You can never have enough money. How much is enough? It is so easy to become distracted by money. More than a means to an end, it has become its own commodity.
You can never be too safe. Owning a gun is the solution; learning to shoot accurately and quickly will make things safe. More is better – one in the bedroom, one in the car. More can’t hurt.
Who can be trusted? Can people of colour, or of different faith be trusted? They don’t think the same way; they’re not to be trusted. Why let them in at all?
The only person I can trust to succeed, to survive, to feel safe, to find peace is myself. I trust myself to find the money, the power and the right friends to feel safe, feel secure, to find peace. I trust myself to achieve my own destiny; I do it my way, and find whatever means to satisfy my goals to achieve my success, to find peace and security. I’ve got to do what’s right for me.
Isn’t it sad when some people forget “In God We Trust,” the motto on every coin?
Has God’s peace been forgotten? What happened to “Do not let your hearts be troubled, and do not let them be afraid’? Are we witnessing the failure to heed Franklin Delano Roosevelt: “The only thing we have to fear is fear itself.” Clearly we are witness to a world leader who leads with fear.
"You will keep him in perfect peace, whose mind is stayed on You, because he trusts in You" (Isaiah 26:3).
Canadians feel encouraged to aspire to something greater – to be more generous, to support social justice, to be hospitable, whether it is striving for our greater God, or our greater good.

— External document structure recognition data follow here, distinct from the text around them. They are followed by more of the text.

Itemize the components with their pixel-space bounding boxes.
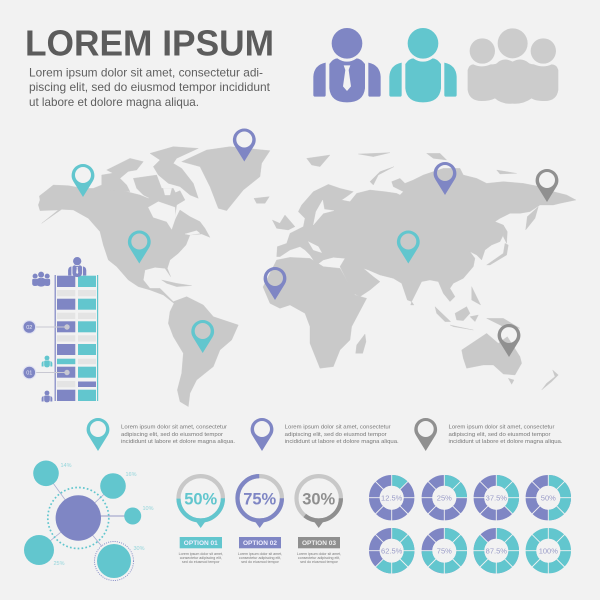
donut 87.5% — [473, 528, 519, 574]
option 03 text — [297, 552, 341, 564]
bubble 30%: 30% — [133, 546, 145, 552]
donut 50% — [525, 475, 571, 521]
option 03 text: consectetur adipiscing elit, — [298, 556, 340, 560]
option 01 label: OPTION 01 — [184, 540, 218, 547]
legend row — [87, 418, 563, 451]
gauge option 02 — [238, 476, 282, 564]
map pins — [72, 128, 558, 357]
intro text: ut labore et dolore magna aliqua. — [29, 95, 199, 109]
legend text 2: incididunt ut labore et dolore magna aliqua. — [285, 439, 399, 445]
table chart — [22, 257, 98, 402]
donut 37.5%: 37.5% — [486, 493, 507, 502]
legend text 1: adipiscing elit, sed do eiusmod tempor — [121, 432, 223, 438]
option 01 text: Lorem ipsum dolor sit amet, — [179, 552, 223, 556]
icon: chart teal person — [42, 356, 52, 367]
gauge option 01: 50% — [184, 490, 217, 508]
legend text 2: adipiscing elit, sed do eiusmod tempor — [285, 432, 387, 438]
legend text 1: Lorem ipsum dolor sit amet, consectetur — [121, 424, 227, 430]
option 02 text: Lorem ipsum dolor sit amet, — [238, 552, 282, 556]
donut 100% — [525, 528, 571, 574]
option 03 text: sed do eiusmod tempor — [300, 560, 339, 564]
legend text 1 — [121, 424, 235, 445]
pin: russia — [434, 162, 456, 195]
callout 01: 01 — [26, 370, 32, 376]
bubble 14%: 14% — [60, 463, 72, 469]
pin: west africa — [264, 267, 286, 300]
donut 62.5% — [369, 528, 415, 574]
legend text 1: incididunt ut labore et dolore magna aliqua. — [121, 439, 235, 445]
connectors — [39, 473, 133, 561]
callout 02: 02 — [26, 325, 32, 331]
legend pin teal — [87, 418, 109, 451]
intro text: piscing elit, sed do eiusmod tempor incididunt — [29, 80, 271, 94]
pin: australia — [498, 324, 520, 357]
dotted ring — [48, 488, 109, 548]
donut 37.5% — [473, 475, 519, 521]
option 02 text: sed do eiusmod tempor — [241, 560, 280, 564]
option 01 text: sed do eiusmod tempor — [182, 560, 220, 564]
option 03 label: OPTION 03 — [302, 540, 336, 547]
legend pin gray — [414, 418, 437, 451]
donut 75% — [421, 528, 467, 574]
map: eurasia, africa and oceania — [263, 153, 576, 390]
icon: chart purple person — [42, 391, 52, 402]
icon: businessman — [313, 28, 381, 102]
intro text — [29, 66, 271, 109]
option 03 text: Lorem ipsum dolor sit amet, — [297, 552, 341, 556]
option 01 text — [179, 552, 223, 564]
pin: brazil — [191, 320, 214, 353]
bubble 25%: 25% — [53, 561, 65, 567]
bubble chart — [24, 460, 154, 580]
donut 12.5%: 12.5% — [381, 493, 403, 502]
callout 01 — [22, 366, 70, 380]
legend text 3: adipiscing elit, sed do eiusmod tempor — [448, 432, 551, 438]
gauge option 03: 30% — [302, 490, 335, 508]
gauge option 02: 75% — [243, 490, 276, 508]
option 01 text: consectetur adipiscing elit, — [180, 556, 222, 560]
option 02 text: consectetur adipiscing elit, — [239, 556, 281, 560]
chart cells — [57, 276, 96, 401]
gauge option 03 — [296, 476, 341, 564]
intro text: Lorem ipsum dolor sit amet, consectetur adi- — [29, 66, 263, 80]
legend text 3: incididunt ut labore et dolore magna aliqua. — [448, 439, 563, 445]
pin: usa — [128, 230, 151, 264]
chart axes — [55, 275, 98, 401]
callout 02 — [22, 320, 70, 334]
donut 62.5%: 62.5% — [381, 546, 403, 555]
icon: chart group — [32, 272, 50, 287]
world map — [38, 147, 576, 407]
legend text 2 — [285, 424, 399, 445]
legend text 3 — [448, 424, 563, 445]
donut 87.5%: 87.5% — [486, 546, 507, 555]
legend text 3: Lorem ipsum dolor sit amet, consectetur — [448, 424, 555, 430]
pin: alaska — [72, 164, 94, 197]
option 02 text — [238, 552, 282, 564]
map: americas and greenland — [38, 147, 295, 407]
bubble 10%: 10% — [142, 506, 154, 512]
hub — [56, 495, 101, 541]
donut 25%: 25% — [437, 493, 452, 502]
pin: greenland — [233, 128, 256, 162]
legend text 2: Lorem ipsum dolor sit amet, consectetur — [285, 424, 391, 430]
gauge option 01 — [178, 476, 223, 564]
legend pin purple — [251, 418, 273, 451]
donut 50%: 50% — [541, 493, 556, 502]
title: LOREM IPSUM — [25, 22, 274, 64]
donut 25% — [421, 475, 467, 521]
pin: far east — [536, 169, 558, 202]
pin: central asia — [397, 230, 420, 264]
icon: chart top person — [68, 257, 86, 277]
donut 12.5% — [369, 475, 415, 521]
icon: person — [389, 28, 457, 102]
donut grid — [369, 475, 571, 574]
donut 100%: 100% — [539, 546, 558, 555]
donut 75%: 75% — [437, 546, 452, 555]
bubble 16%: 16% — [125, 472, 137, 478]
icon: group of people — [468, 28, 558, 104]
option 02 label: OPTION 02 — [243, 540, 277, 547]
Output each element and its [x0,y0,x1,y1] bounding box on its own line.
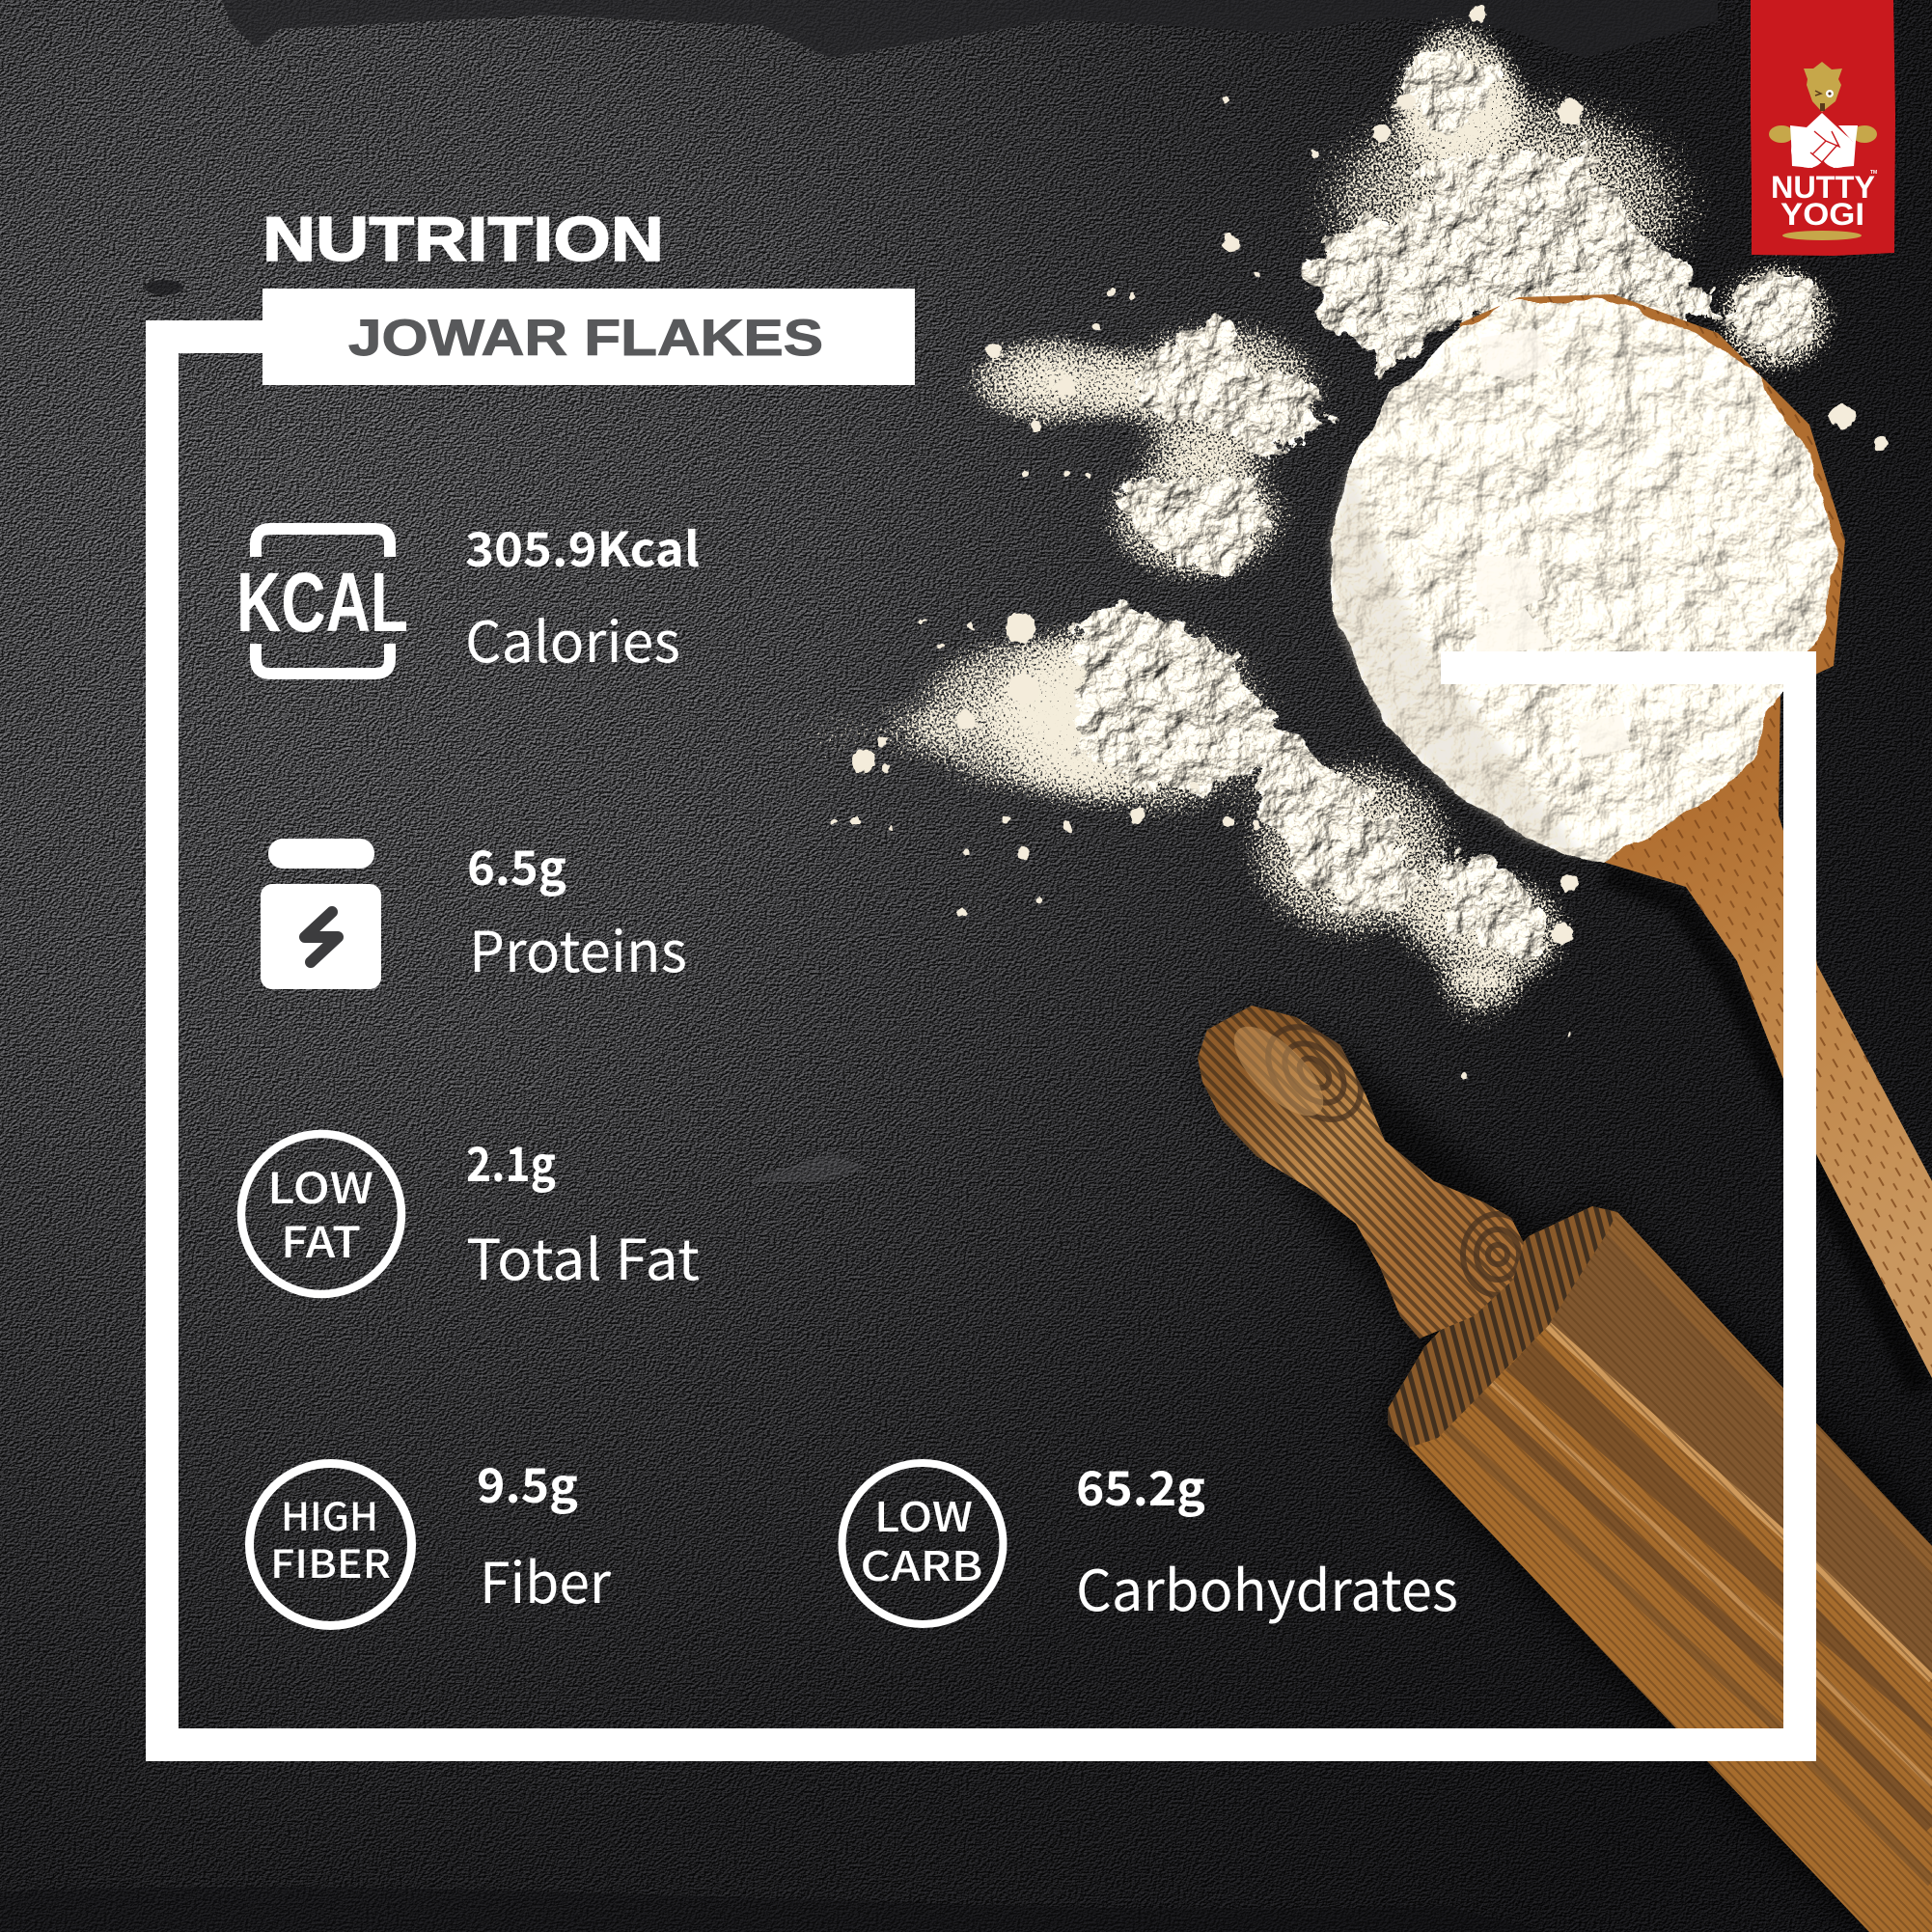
logo wordmark: YOGI [1780,197,1864,232]
wooden spoon [1448,294,1932,1390]
title banner: JOWAR FLAKES: JOWAR FLAKES [348,310,823,367]
icon: high fiber badge: HIGH [281,1486,378,1542]
icon: low carb badge: LOW [874,1485,973,1544]
white frame [146,320,1816,1761]
flour piles [1071,47,1816,955]
total fat value: 2.1g [466,1127,556,1196]
icon: low fat badge: FAT [281,1208,361,1270]
pin handle [1198,1006,1524,1339]
icon: high fiber badge [249,1463,411,1625]
row: carbohydrates [842,1451,1458,1627]
logo background [1751,0,1895,256]
row: calories [236,512,700,678]
rolling pin [1187,994,1932,1932]
logo wordmark: NUTTY [1771,170,1875,205]
logo head [1804,62,1842,112]
logo: Nutty Yogi red tag [1751,0,1895,256]
logo wordmark [1771,170,1877,232]
logo wordmark: TM [1870,170,1877,176]
calories label: Calories [465,597,680,678]
pin body [1380,1197,1932,1932]
carbohydrates label: Carbohydrates [1076,1546,1458,1627]
heading: NUTRITION: NUTRITION [262,204,664,274]
icon: low carb badge: CARB [861,1534,982,1593]
logo knot body [1790,113,1858,168]
title banner: JOWAR FLAKES [262,289,915,385]
carbohydrates value: 65.2g [1076,1451,1205,1520]
fiber label: Fiber [480,1538,611,1619]
row: total fat [241,1127,700,1296]
icon: low fat badge [241,1134,401,1294]
logo gold base [1782,231,1862,240]
spoon shadow [1606,873,1920,1390]
icon: protein jar [261,839,381,989]
icon: high fiber badge: FIBER [270,1533,391,1589]
powder dust haloes [724,0,1858,1047]
flour crumbs [831,5,1888,1080]
proteins label: Proteins [469,907,687,988]
row: proteins [261,831,687,989]
icon: low carb badge [842,1463,1004,1624]
row: fiber [249,1449,611,1625]
flour in spoon [1330,301,1838,863]
logo hands [1769,125,1877,143]
fiber value: 9.5g [477,1449,578,1517]
pin shadow [1197,1004,1920,1932]
icon: kcal: KCAL [236,556,408,649]
icon: low fat badge: LOW [267,1154,373,1216]
total fat label: Total Fat [466,1215,700,1296]
spoon bowl and handle [1448,294,1932,1378]
proteins value: 6.5g [467,831,566,899]
calories value: 305.9Kcal [465,512,700,581]
icon: kcal [236,529,408,674]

We are confident that because of our moral compass we will be a better country and a better people.
We cannot allow that confidence in ourselves, our institutions, our God be eroded by forces that trivialize our aspirations and try to create fear that would undermine that confidence.
"May God be gracious to us and bless us and make his face to shine upon us, that your way may be known upon earth, your saving power among all nations." (Psalm 67: 1-2).
“Canada, Leading the Free World” (New York Times February 4, 2017) – could we be the agents of love, goodness and mercy to the nations?
I love Canada because we truly have that potential.